Hi , I would like to understand the cosine similarity scores. I have tried to replicate the scores using cosine similarity fn and dot product, but I am getting different numbers for the same chunk of text
In the image : scores_llama is similarity score from each node for 10 different nodes using node.score method
llama_cosine and llama_dot are calculated using simple np functions
from numpy import dot
from numpy.linalg import norm
def cosine_similarity(A, B):
return dot(A, B) / (norm(A) * norm(B))
def dot_product(A, B):
return dot(A, B)
cosine similarity and dot product value differs from llama-index score (I have not changed the default similarity method)

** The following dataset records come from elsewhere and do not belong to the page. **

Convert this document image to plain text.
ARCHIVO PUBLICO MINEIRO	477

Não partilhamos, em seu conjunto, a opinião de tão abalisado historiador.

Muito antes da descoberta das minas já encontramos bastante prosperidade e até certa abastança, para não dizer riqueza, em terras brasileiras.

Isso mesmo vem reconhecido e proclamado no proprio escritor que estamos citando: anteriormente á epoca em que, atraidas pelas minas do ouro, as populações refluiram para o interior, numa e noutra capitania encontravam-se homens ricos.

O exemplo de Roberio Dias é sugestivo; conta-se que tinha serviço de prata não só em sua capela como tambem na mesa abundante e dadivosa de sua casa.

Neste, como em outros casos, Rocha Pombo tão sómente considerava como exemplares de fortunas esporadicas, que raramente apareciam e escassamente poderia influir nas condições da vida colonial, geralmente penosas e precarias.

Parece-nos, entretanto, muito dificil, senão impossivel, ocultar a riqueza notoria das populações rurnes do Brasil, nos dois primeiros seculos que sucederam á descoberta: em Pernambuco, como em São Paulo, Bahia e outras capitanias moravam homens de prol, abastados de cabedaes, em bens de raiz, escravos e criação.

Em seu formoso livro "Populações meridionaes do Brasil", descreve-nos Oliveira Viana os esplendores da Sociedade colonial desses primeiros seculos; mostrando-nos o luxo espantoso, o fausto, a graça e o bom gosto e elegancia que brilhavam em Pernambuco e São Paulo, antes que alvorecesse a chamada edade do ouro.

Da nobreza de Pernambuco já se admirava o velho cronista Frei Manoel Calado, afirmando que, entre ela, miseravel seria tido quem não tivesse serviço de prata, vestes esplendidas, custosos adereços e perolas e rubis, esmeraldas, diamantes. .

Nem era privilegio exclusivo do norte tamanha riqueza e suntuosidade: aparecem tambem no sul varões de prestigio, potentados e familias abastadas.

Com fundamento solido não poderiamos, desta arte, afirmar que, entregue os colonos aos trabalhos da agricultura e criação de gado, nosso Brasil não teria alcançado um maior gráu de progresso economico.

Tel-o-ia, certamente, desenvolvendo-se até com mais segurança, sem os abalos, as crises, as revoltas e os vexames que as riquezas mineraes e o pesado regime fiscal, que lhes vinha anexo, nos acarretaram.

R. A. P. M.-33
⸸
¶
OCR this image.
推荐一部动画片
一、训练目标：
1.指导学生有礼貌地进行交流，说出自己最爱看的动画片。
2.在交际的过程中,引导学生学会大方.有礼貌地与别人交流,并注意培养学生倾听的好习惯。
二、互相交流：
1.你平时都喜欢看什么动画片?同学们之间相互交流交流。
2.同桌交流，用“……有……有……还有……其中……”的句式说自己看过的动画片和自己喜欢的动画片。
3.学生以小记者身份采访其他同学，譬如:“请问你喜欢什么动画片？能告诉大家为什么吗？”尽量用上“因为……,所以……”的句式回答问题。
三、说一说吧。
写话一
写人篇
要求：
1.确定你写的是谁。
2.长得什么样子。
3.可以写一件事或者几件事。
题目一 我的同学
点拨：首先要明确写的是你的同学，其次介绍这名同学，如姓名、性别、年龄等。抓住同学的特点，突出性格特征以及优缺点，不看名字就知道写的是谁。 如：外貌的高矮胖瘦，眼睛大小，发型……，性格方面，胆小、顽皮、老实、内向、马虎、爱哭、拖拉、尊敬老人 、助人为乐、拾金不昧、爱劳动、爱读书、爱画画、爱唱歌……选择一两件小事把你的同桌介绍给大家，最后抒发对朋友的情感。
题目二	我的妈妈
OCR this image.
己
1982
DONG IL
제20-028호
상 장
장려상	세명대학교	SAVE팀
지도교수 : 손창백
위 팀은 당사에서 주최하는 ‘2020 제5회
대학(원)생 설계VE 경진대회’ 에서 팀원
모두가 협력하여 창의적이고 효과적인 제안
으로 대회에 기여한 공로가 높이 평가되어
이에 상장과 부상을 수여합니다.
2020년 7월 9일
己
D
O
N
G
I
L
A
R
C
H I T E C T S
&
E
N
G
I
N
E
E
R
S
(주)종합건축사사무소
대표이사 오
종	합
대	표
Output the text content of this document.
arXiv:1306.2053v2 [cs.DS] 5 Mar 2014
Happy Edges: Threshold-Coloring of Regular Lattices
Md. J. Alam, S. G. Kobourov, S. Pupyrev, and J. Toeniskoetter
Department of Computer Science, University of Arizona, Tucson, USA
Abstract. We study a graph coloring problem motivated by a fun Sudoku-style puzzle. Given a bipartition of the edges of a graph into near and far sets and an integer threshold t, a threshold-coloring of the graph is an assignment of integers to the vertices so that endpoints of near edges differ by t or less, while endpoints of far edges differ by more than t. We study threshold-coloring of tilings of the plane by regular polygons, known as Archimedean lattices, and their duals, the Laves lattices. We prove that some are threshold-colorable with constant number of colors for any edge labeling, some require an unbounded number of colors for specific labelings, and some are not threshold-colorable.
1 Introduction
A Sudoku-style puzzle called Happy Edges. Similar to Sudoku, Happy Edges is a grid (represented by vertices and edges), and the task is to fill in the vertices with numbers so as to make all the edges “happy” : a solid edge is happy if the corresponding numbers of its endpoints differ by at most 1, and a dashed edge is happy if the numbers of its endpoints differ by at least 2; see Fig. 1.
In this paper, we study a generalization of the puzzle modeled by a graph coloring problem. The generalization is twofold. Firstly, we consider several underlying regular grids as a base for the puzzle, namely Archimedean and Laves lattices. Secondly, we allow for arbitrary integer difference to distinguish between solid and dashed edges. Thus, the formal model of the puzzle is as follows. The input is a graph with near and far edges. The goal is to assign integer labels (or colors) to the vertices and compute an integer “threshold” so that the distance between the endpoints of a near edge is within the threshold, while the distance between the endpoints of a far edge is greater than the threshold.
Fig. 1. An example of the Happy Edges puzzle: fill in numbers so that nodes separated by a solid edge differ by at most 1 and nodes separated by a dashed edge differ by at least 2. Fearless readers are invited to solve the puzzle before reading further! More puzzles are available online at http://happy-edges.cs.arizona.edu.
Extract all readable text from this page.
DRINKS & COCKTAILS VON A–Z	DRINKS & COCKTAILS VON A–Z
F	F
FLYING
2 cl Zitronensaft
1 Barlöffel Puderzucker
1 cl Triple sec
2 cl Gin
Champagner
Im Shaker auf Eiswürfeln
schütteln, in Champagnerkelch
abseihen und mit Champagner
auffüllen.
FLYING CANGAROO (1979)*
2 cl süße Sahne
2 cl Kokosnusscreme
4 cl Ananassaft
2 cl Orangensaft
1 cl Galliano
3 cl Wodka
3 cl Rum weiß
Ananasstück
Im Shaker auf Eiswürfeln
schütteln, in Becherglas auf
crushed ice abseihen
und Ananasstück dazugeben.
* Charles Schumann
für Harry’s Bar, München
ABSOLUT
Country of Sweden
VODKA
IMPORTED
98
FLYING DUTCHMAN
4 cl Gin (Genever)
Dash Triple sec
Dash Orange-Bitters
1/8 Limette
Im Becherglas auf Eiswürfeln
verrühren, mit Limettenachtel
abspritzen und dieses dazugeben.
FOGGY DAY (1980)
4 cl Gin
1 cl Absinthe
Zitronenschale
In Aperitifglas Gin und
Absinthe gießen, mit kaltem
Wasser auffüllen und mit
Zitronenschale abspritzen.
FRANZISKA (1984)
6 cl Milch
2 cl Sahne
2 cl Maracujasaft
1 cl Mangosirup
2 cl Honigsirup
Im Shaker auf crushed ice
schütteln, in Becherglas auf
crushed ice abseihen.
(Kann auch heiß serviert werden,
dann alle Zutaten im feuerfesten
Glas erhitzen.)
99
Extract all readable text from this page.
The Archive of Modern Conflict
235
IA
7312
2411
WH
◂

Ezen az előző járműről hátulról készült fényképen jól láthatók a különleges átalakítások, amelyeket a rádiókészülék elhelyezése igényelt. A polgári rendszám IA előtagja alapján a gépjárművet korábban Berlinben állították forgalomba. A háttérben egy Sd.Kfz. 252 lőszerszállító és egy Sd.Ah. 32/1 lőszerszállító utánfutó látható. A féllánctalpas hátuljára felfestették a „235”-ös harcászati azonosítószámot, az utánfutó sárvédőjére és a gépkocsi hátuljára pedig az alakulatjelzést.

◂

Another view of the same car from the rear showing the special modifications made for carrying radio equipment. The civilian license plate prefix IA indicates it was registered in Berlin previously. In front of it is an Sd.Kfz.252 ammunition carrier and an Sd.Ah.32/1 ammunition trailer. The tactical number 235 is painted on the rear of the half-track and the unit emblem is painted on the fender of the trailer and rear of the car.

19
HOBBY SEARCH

Acc to the code it should be the same, but it is not
def similarity(
embedding1: EMB_TYPE,
embedding2: EMB_TYPE,
mode: SimilarityMode = SimilarityMode.DEFAULT,
) -> float:
"""Get embedding similarity."""
if mode == SimilarityMode.EUCLIDEAN:
# Using -euclidean distance as similarity to achieve same ranking order
return -float(np.linalg.norm(np.array(embedding1) - np.array(embedding2)))
elif mode == SimilarityMode.DOT_PRODUCT:
product = np.dot(embedding1, embedding2)
return product
else:
product = np.dot(embedding1, embedding2)
norm = np.linalg.norm(embedding1) * np.linalg.norm(embedding2)
return product / norm
Would like to understand the issue here